Çünkü kıyafet, toplumları tanımlayan birçok
faktörle yakından bağlantılıdır ve Uluumay Vakfı bunu disiplinler arası
akademik bakış açısıyla inceler ve sürekli yeni sosyal eğilimleri izler, araştırır
ve farklı sunumlarla gelenekselle bağdaştırır. Uluumay Vakfının stratejisi; dijital
ve mekânsal sergiler yoluyla halka erişmek, çeşitli kaynaklar oluşturmak, proje
ortaklığı yapmak,
mevcut ve araştırmalar sonucu elde ettiği bilgileri
yayınlar yoluyla paylaşmak,
dijital arşiv oluşturarak araştırmacı ve
üniversitelere kaynak sağlamaktır.
MÜZEDEKİ ESERLER
Ankara Bindallı, Arnavut
Erkek, Arnavut Çocuk, Bosna Kız
Çocuk, Biga Pomak Gelini, Bulgaristan
Varna, Makedonya Kircova Zayas Köyü Gelini, Bursa Delikanlı,
İstanbul
Başıbozuk Erkek, Gaziantep Erkek, Uludağ Çoban, Edremit Gelini, Konya Sille Kadın, Osmanlı Yeniçeri Askeri, Osmanlı Yüzbaşı, Özbekistan Gelin, Türkmen
Kadın, Tokat Kadın, Mardin Süryani, Rum Ortodoks Papaz.
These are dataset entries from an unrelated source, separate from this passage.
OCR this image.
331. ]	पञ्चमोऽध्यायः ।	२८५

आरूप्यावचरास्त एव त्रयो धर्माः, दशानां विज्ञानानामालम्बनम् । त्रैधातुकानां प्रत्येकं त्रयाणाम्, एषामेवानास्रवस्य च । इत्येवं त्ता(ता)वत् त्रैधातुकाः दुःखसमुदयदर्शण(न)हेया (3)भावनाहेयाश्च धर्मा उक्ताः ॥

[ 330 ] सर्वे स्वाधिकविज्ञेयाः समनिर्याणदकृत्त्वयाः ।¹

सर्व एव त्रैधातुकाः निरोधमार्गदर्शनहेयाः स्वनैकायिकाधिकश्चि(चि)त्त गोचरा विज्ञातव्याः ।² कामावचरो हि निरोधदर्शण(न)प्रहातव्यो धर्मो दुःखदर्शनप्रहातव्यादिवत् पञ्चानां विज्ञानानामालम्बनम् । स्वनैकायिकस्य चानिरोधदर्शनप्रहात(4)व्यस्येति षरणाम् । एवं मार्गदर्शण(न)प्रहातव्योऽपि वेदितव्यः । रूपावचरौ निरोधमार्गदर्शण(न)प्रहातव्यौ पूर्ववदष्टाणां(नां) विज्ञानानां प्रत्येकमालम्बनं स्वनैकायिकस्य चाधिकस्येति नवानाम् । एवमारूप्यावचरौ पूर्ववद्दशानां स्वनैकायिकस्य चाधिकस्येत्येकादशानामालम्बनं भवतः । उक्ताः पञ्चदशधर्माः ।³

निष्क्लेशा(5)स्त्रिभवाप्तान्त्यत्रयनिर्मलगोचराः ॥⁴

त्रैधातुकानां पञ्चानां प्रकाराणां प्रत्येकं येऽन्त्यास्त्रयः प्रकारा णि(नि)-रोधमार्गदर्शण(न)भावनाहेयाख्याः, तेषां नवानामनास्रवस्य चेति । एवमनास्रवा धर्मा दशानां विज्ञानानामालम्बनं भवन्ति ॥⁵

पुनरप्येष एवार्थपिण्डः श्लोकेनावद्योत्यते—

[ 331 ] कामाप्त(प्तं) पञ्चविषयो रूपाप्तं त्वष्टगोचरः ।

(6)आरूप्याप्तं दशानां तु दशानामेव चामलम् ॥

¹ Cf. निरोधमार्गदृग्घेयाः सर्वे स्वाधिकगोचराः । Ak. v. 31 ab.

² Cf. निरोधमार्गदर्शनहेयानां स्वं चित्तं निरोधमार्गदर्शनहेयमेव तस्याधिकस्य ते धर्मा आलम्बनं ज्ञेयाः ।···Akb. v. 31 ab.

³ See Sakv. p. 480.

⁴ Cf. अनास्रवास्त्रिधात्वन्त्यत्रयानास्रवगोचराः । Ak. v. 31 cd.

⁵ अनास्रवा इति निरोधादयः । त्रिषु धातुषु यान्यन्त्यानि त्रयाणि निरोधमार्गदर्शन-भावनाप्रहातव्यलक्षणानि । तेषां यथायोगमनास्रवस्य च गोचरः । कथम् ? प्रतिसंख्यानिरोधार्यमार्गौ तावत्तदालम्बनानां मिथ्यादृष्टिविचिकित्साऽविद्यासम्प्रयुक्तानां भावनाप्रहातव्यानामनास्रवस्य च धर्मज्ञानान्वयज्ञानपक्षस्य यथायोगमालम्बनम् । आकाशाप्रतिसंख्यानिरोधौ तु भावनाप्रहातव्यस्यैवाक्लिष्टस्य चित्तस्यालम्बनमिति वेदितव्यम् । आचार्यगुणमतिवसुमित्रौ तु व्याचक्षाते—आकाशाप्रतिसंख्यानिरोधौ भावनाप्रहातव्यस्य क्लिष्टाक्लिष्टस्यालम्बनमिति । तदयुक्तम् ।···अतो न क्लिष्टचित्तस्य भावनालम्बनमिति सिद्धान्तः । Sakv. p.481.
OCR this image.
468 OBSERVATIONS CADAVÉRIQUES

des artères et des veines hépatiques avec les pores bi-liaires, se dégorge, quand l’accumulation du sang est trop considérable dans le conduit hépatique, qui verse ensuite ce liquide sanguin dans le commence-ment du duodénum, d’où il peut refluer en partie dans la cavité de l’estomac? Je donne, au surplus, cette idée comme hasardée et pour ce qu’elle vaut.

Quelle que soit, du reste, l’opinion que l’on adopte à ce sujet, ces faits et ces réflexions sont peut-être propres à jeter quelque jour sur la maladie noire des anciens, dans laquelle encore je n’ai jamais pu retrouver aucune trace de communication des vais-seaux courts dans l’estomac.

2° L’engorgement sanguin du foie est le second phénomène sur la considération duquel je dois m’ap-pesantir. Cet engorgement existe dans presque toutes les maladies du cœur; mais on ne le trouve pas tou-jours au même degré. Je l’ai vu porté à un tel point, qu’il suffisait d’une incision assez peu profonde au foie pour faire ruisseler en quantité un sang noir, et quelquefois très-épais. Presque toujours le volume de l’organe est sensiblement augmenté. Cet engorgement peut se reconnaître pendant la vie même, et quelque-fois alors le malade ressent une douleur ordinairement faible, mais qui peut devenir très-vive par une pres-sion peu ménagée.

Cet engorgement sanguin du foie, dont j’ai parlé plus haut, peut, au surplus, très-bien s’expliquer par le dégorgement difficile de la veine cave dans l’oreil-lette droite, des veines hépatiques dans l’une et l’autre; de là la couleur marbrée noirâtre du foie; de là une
Soluksuzca gezdiğimiz müze avlusunda
misafirlerimize kırk yıl hatırı olan Türk kahvesi ikramı yapılırken müzeden
ayrılmadan Feyza Hanım’a müzenin bundan sonraki hedeflerini soruyorum.
Feyza Hanım; “Koleksiyonumuzu geniş kitlelerle buluşturacağımız Ulusal ve Uluslararası
sergiler için Sergi Komiser ve Küratörleri ile ortak projeler
yapmak, tasarımcılarımızın ürettiği halk sanatı çıkışlı kıyafetlerle defileler
düzenlemek, Türk ve Osmanlı Giyim Geleneği ile yaşamını anlatan kitap ve
e-kitaplarımızı meraklıları ile buluşturmak, Kültürel mirasımızı
çağdaş tasarımlara dönüştüren sanatçılarımızla, Museumay Shop platformunu
tanınır hale getirmek, konusunda en kapsamlı koleksiyon olma özelliğine sahip Uluumay Vakfı
Osmanlı Halk Kıyafetleri Özel Koleksiyonunu, İstanbul Saray yaşamını
anlatan Topkapı Sarayı Müzesi’ne yakın bir yerde sergileyerek Osmanlı kültürünün
her yönüyle tanıtılmasını sağlamak.” diye özetliyor.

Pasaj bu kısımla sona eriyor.